First, let me give you a little background on me and my sexual history. As some of you know, I had my first sexual experience around the age of 8 or 9 messing around with my babysitter. I officially lost my virginity sometime in middle school. That being said, I’ve had a lot of sexual experience. Some good, some bad. During all these years, I’ve had plenty of time to experiment, try new things, and draw different conclusions. What is the most important thing you need to do right now? Throw out everything you know about sex. Guys read these sex books, try out a few of these techniques, and think that they’re a God that can please any women if they use them. If there’s anything that I’ve learned that I must emphasize, is that when it comes to sex, ALL WOMEN ARE DIFFERENT. Melissa likes it when you finger fuck her with that “come hither” motion. Well, guess what? Jessica probably won’t like fingers in her at all. Jen loves it when you just grab her, bend her over, and fuck her in her ass. Well, Amy doesn’t like anything in her ass. In fact, she doesn’t like being handled roughly at all. How do you learn about sex if there’s no real point in studying techniques and methods? Just like picking up women, sex is all about experience. The only way you’re really going to learn, is by having a lot of sex, with different types of women. You have to learn how to read women. Hands down, this is more important than any technique, trick, words, or whatever. How do you go about doing that? Here are some helpful tips:
1. Find out about her life background
She have a troubling background? Then don’t be surprised if she wants you to do some crazy, off the wall shit. Really into theater; artsy background? Can you say role play? The point is, what she tells you about her life will tell you what she likes in bed. She’s not going to flat-out say it, but learn to connect the dots. This goes back to LISTENING.
2. Read her body language
You must pay attention to the way she reacts to what you are saying and doing. Don’t be the guy that starts asking her a million questions during sex, she’s going to be turned off. Pay attention to her moans and body movements when you do certain things.
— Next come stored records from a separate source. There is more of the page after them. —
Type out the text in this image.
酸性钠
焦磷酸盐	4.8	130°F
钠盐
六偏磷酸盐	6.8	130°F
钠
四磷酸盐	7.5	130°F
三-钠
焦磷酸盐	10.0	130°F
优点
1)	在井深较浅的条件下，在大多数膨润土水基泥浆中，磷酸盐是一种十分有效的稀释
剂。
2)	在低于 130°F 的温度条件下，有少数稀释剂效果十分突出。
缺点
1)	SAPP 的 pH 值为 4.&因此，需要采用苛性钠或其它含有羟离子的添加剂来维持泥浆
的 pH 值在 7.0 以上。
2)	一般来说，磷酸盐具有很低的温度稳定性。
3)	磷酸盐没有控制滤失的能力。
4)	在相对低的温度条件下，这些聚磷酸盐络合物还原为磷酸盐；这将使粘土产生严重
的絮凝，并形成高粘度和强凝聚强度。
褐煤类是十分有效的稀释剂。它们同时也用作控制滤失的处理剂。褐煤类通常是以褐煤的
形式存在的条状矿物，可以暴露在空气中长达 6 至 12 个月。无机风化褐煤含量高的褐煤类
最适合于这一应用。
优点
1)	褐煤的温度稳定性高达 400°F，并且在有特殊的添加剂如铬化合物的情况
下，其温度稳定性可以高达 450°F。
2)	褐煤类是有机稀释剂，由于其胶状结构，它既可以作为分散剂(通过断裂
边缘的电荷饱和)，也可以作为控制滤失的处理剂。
3. Never treat her like a lifeless robot
All women are built differently. In other words, don’t try to force techniques on her. Like I said before, what one girl really likes, another girl may hate. If she says she doesn’t like something, or isn’t reacting positively, don’t try to convince her or yourself that it feels good because some book told you it does.
4. Pay attention to her mood
If she’s sad, then you might want to take things slow. She may need to be wooed, caressed, and spoken to romantically. You may need to light a candle and put on that 112 cd. However, if she’s acting bitchy, or aggressive, now is not the time to be a Romeo. It’s time to rip her clothes off, pull her hair and beat the pussy up.
Afterthought: Sexual books and techniques make for good GENERAL knowledge, but they are not designed for pleasing the individual woman and will never make up for actual long-term experience.